More recently, however, these projections have been considerably revised. As William M. Connolley writes, “Interpretations of future changes in the Earth’s orbit have changed somewhat. It now seems likely that the current interglacial, based purely on natural forcing, would last for an exceptionally long time: perhaps 50,000 years.”
In 1975, the U.S. National Academy of Sciences weighed in on the debate, arguing that “… we do not have a good quantitative understanding of our climate machine and what determines its course. Without the fundamental understanding, it does not seem possible to predict climate …”. While a few articles speculated on the cooling trend at the time, the potential role of aerosols in the atmosphere, and the long-term glacial cycles, there was little grounds for a firm consensus that Earth was poised to experience a new ice age in any time span relevant to human kind.
Since the 1970s, our understanding of the earth’s climate system has increased enormously. In 2001, the National Academy of Sciences released a report on another growing climate concern: global warming. The Academy’s 2001 report says:
Greenhouse gases are accumulating in Earth’s atmosphere as a result of human activities, causing surface air temperatures and subsurface ocean temperatures to rise. Temperatures are, in fact, rising. The changes observed over the last several decades are likely mostly due to human activities …
The current support for the theory of human-caused global warming is far more robust scientifically than anything seen in the 1970s.
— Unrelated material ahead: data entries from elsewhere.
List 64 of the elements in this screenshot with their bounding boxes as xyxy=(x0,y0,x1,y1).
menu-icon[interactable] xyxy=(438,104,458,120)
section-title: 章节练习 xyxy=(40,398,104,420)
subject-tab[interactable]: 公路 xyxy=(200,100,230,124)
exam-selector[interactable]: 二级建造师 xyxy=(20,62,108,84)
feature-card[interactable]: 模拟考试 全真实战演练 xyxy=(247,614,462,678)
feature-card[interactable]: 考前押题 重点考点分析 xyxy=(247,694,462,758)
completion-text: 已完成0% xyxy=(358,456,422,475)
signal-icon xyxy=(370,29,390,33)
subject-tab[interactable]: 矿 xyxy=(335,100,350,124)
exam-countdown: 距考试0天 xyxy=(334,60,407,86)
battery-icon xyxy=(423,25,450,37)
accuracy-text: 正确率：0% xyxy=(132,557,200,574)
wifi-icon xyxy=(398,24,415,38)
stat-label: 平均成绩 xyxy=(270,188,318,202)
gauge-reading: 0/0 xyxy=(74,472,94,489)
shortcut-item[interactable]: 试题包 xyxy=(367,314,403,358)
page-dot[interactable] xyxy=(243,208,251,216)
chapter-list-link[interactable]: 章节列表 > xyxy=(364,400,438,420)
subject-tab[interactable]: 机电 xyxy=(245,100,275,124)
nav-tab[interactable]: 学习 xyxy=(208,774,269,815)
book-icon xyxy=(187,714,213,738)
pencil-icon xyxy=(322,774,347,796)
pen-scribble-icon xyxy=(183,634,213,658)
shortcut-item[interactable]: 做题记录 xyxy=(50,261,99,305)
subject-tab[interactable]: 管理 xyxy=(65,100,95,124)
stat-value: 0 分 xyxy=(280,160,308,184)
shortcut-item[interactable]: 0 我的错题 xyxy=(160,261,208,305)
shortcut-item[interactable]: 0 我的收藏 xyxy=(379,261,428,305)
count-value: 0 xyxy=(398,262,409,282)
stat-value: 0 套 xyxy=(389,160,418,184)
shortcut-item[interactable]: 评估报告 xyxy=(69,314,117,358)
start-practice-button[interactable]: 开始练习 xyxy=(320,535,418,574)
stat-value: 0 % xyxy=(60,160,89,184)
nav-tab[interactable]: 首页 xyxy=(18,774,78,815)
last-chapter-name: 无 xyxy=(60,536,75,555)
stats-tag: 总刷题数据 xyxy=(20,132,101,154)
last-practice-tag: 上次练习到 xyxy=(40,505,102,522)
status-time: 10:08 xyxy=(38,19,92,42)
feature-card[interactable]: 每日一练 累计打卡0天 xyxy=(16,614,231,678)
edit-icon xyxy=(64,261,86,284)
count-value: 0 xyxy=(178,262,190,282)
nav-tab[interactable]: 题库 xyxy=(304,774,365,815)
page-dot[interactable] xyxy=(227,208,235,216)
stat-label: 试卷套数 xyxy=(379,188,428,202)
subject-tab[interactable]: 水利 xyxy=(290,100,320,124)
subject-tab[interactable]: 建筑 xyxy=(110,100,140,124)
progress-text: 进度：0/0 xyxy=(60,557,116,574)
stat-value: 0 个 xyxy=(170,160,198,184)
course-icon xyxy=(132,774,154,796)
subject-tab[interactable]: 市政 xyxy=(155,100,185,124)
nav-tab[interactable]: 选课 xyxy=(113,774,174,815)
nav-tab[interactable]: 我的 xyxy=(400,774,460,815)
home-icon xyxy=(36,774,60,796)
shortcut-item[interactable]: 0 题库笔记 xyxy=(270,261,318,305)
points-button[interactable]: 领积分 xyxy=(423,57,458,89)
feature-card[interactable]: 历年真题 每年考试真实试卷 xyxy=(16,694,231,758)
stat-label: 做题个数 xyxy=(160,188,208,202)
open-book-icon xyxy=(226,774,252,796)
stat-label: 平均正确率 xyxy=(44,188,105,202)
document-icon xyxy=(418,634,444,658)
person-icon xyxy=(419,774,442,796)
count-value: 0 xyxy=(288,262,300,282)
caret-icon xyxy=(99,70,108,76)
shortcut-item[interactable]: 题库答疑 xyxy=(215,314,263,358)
Surveys of the peer-reviewed literature have shown little fundamental disagreement with the consensus position.
While a few papers in the 1970s speculated on potential cooling, billions of dollars have been spent researching current warming, producing thousands of scientific papers and massive periodic synthesis reports by thousands of climate scientists.
The speculation on aerosol-driven cooling in the 1970s was legitimate in an atmosphere of vast uncertainty. Using it to cast doubt on projections of current warming in the face of mounting scientific understanding is an entirely different matter. Journalists should not be lulled into thinking otherwise.